薄斯年:“……”
陈志宏是宋今也的邻居,那他算什么!
不是,陈志宏是怎么住到他的房子里的?
“这么重要的信息你怎么没告诉我!”薄斯年根本就不知道这回事。否则,陈志宏怎么可能在他的房子里住到现在!
苏正龙:“你也没问呐。”
两人的交谈被房间里传来的声音打断。
薄斯年表情一变,顾不上多说,径直冲向卧室。
一进卧室,他就被眼前的一幕狠狠攥住了呼吸。
只见宋今也的嘴巴被胶带死死封住,双手被反剪绑在身后,以至于她既不能呼救,又不能动弹反抗。

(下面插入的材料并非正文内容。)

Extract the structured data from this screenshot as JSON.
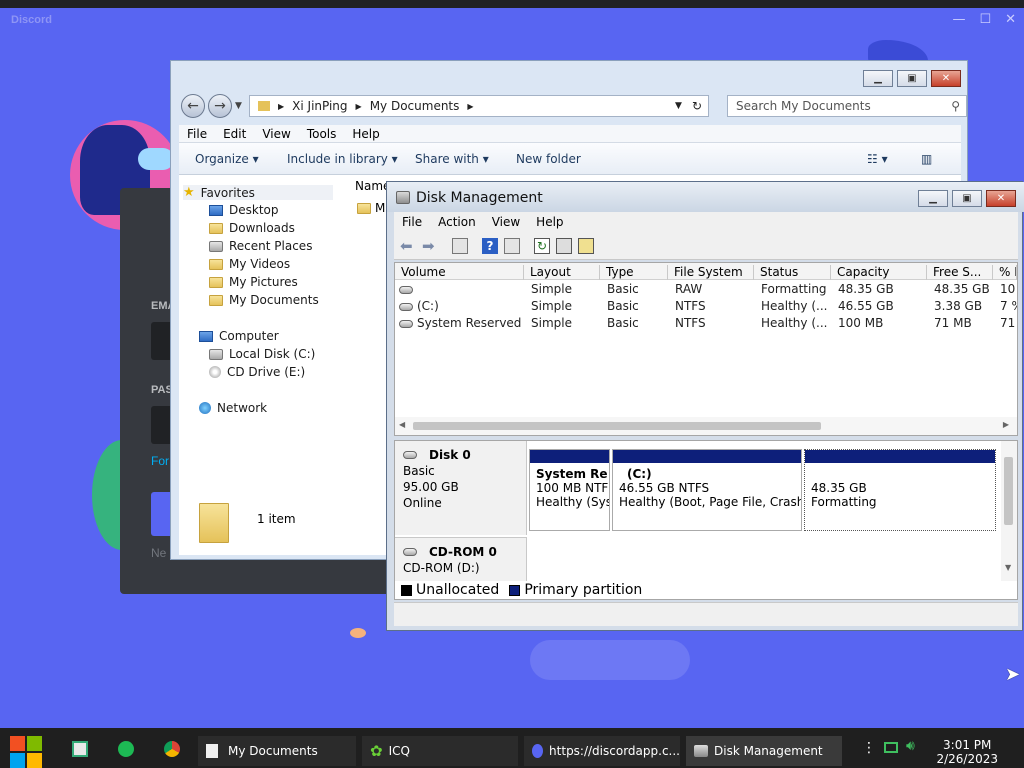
{
  "discord": {
    "brand": "Discord",
    "email_label": "EMA",
    "password_label": "PAS",
    "forgot_link": "For",
    "need_account": "Ne"
  },
  "explorer": {
    "path": [
      "Xi JinPing",
      "My Documents"
    ],
    "search_placeholder": "Search My Documents",
    "menu": [
      "File",
      "Edit",
      "View",
      "Tools",
      "Help"
    ],
    "toolbar": {
      "organize": "Organize",
      "include": "Include in library",
      "share": "Share with",
      "new_folder": "New folder"
    },
    "tree": {
      "favorites": "Favorites",
      "desktop": "Desktop",
      "downloads": "Downloads",
      "recent": "Recent Places",
      "videos": "My Videos",
      "pictures": "My Pictures",
      "documents": "My Documents",
      "computer": "Computer",
      "local_disk": "Local Disk (C:)",
      "cd_drive": "CD Drive (E:)",
      "network": "Network"
    },
    "column_name": "Name",
    "first_item": "M",
    "item_count": "1 item"
  },
  "diskmgmt": {
    "title": "Disk Management",
    "menu": [
      "File",
      "Action",
      "View",
      "Help"
    ],
    "columns": [
      "Volume",
      "Layout",
      "Type",
      "File System",
      "Status",
      "Capacity",
      "Free S...",
      "% F"
    ],
    "rows": [
      {
        "volume": "",
        "layout": "Simple",
        "type": "Basic",
        "fs": "RAW",
        "status": "Formatting",
        "capacity": "48.35 GB",
        "free": "48.35 GB",
        "pct": "10"
      },
      {
        "volume": "(C:)",
        "layout": "Simple",
        "type": "Basic",
        "fs": "NTFS",
        "status": "Healthy (...",
        "capacity": "46.55 GB",
        "free": "3.38 GB",
        "pct": "7 %"
      },
      {
        "volume": "System Reserved",
        "layout": "Simple",
        "type": "Basic",
        "fs": "NTFS",
        "status": "Healthy (...",
        "capacity": "100 MB",
        "free": "71 MB",
        "pct": "71"
      }
    ],
    "disk0": {
      "name": "Disk 0",
      "type": "Basic",
      "size": "95.00 GB",
      "state": "Online"
    },
    "partitions": [
      {
        "name": "System Re",
        "line1": "100 MB NTF",
        "line2": "Healthy (Sys"
      },
      {
        "name": "(C:)",
        "line1": "46.55 GB NTFS",
        "line2": "Healthy (Boot, Page File, Crash"
      },
      {
        "name": "",
        "line1": "48.35 GB",
        "line2": "Formatting"
      }
    ],
    "cdrom": {
      "name": "CD-ROM 0",
      "sub": "CD-ROM (D:)"
    },
    "legend": {
      "unallocated": "Unallocated",
      "primary": "Primary partition"
    }
  },
  "taskbar": {
    "tasks": [
      "My Documents",
      "ICQ",
      "https://discordapp.c...",
      "Disk Management"
    ],
    "time": "3:01 PM",
    "date": "2/26/2023"
  },
  "colors": {
    "discord_bg": "#5865f2",
    "partition_bar": "#0d1f7a",
    "taskbar": "#1f1f1f"
  }
}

他心头猛地一沉,这是他第一次看见她这般狼狈无助、任人宰割的模样,心口骤然涌上尖锐的慌乱与心疼。
她身上的衣服也被扯得七零八落,那个该死的臭男人竟然还在剪她的衣服,无边的怒火在胸腔里反复冲撞,瞬间冲破了理智。他上前狠狠一脚,径直将人踹翻在地。
薄斯年将思绪从回忆里抽了回来,的确,这件事十分蹊跷。
上一次他没有对陈志宏这个人追究到底,以至于他错过了那么重要的信息。
到底是谁给陈志宏的胆子,让他霸占了自己的房子?
“你走吧,我已经没事了。”宋今也语气淡淡地赶人。
薄斯年邪魅地冷笑了一声,“你还真是用人朝前,不用人朝后。”
但薄斯年没走成,因为苏正龙带着手下来了。
他们是得知宋今也醒了,过来跟她了解情况的。
苏正龙先关心了一下宋今也的情况,“你现在觉得怎么样?”
宋今也:“还行。”
薄斯年补充道:“医生说她体内的药物要两三天才能全部代谢出去。”
警察又了解了一些其他的情况,宋今也都如实做了回答。薄斯年时不时也会应答一两句。
苏正龙忍不住正色提醒他:“薄总,我在给当事人做笔录,你先不要插嘴好吗?”
薄斯年理直气壮:“我也是当事人。我也要报警,陈志宏偷偷霸占了我的房子,鸠占鹊巢。”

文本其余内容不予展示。